El sentido revolucionario de la necesidad, que trastoca la función de las cosas y resquebraja el mundo estable y reglamentado de la década anterior, se aprecia asimismo en otras estampas clásicas del período especial como aquella de las ventanas y las puertas de las casas arrancadas para hacer balsas.

Más allá de lo meramente pintoresco, he aquí una transformación de tal magnitud que sólo resulta comparable a la que se produjo en Cuba en los años sesenta. Pero entonces todo fue espectacular y simbólico, como es de rigor en un proceso movido por la ilusión revolucionaria.

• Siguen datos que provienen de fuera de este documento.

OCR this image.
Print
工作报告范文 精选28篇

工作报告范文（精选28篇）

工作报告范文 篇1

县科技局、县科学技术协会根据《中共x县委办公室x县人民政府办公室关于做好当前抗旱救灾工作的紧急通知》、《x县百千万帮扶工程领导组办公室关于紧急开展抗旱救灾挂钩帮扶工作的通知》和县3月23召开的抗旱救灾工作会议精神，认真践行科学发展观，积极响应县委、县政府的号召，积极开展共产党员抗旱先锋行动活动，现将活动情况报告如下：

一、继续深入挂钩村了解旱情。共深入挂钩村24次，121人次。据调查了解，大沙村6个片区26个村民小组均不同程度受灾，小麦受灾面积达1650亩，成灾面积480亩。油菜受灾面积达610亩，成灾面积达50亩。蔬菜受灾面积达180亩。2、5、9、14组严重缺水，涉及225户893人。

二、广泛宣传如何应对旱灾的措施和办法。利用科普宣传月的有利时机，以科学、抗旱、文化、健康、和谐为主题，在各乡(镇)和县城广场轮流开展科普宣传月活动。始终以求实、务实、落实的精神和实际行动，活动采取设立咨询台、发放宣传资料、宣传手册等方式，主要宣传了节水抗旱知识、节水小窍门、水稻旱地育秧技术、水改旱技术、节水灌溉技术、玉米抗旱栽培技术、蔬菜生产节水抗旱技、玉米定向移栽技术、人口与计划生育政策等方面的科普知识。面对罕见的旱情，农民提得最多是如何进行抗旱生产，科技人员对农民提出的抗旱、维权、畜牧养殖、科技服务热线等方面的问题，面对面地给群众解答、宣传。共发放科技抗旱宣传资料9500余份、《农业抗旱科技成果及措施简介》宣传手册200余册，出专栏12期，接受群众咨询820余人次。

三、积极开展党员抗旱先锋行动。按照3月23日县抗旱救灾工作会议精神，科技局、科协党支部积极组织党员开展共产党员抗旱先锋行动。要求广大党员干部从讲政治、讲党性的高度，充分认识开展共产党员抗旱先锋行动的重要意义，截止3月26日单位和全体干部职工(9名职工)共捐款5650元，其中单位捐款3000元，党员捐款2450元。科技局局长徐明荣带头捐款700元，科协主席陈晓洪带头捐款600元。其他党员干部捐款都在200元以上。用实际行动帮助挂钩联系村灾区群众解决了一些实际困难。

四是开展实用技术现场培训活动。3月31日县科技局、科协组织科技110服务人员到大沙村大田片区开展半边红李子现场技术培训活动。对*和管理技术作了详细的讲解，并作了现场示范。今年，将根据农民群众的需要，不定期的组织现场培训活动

Ahora, en cambio, el hambre determina todo en sentido contrario a la retórica y la ideología.

Si en los sesenta el sueño de la absoluta libertad condujo a la dictadura, ahora la necesidad nos devuelve algo de aquella libertad perdida. Si la revolución de entonces culminó en oscurantismo, ésta del "período especial" viene a ser, a pesar de los apagones, una saludable Ilustración.